Hubo una vez en un país de Arabia un emir sumamente rico y muy caprichoso en el arte del comer. Los mejores cocineros de la región trabajaban para él, forzando cada día su imaginación para satisfacer sus exigencias. Harto ya de tiernos faisanes y pescados caros, un día llamó a su cocinero jefe y le dijo:
–Ahmed, voy a pedirte que me busques algún manjar que no haya probado nunca, porque mi apetito va decayendo. Si quieres seguir a mi servicio, tendrás que ingeniarte cómo hacerlo.
–Si me ingenio y logro sorprenderos, ¿qué me daréis?

Aquel gran glotón repuso:
–La mano de mi precisa hija.
Al día siguiente, el propio Ahmed sirvió al Emir en una bandeja de oro el nuevo manjar. Parecían muslos de ave adornados con una artística guarnición. Comió el Emir y gritó entusiasmado.

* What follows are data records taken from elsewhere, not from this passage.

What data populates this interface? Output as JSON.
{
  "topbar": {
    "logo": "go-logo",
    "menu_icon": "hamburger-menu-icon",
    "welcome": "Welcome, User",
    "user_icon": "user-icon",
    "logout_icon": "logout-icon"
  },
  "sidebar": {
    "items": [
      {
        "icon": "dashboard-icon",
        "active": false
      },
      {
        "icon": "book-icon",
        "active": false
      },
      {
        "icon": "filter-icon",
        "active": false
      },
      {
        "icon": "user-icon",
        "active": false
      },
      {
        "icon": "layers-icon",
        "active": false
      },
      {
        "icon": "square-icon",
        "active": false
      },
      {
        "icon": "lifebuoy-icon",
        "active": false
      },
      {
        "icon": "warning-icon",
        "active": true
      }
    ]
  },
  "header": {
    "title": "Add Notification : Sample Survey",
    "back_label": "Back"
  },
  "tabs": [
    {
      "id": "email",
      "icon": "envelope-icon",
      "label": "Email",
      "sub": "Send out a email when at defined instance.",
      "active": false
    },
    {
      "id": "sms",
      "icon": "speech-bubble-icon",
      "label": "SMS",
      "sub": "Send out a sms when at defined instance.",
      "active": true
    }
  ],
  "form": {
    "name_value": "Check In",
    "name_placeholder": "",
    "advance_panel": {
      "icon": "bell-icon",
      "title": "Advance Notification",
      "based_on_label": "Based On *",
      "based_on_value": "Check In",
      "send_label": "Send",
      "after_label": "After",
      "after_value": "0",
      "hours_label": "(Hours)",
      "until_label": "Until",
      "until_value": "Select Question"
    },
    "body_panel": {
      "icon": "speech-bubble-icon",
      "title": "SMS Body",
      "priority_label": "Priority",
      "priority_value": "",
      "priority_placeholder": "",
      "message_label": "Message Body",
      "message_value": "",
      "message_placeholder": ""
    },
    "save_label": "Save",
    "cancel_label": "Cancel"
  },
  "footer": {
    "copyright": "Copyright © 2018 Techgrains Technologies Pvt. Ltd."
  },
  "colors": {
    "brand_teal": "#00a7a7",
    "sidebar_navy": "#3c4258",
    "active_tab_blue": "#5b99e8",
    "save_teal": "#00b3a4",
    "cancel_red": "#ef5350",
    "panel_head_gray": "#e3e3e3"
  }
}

–¡Bravo Ahmed, es to es lo más exquisito que he comido en mi vida! ¿Puedes decirme qué es?
–El loro viejo que conservabais en la jaula de plata, señor.
–Tunante, me has engañado. ¡¡¡No te casarás con mi hija!!!
El gran Visir intervino en el pleito.
Y puesto que el Emir había proclamado que el manjar era exquisito, sentenció a favor del cocinero, que fue muy feliz con su hermosa esposa, a la que siempre dio bien de comer, pero sin las exigencias de su padre glotón.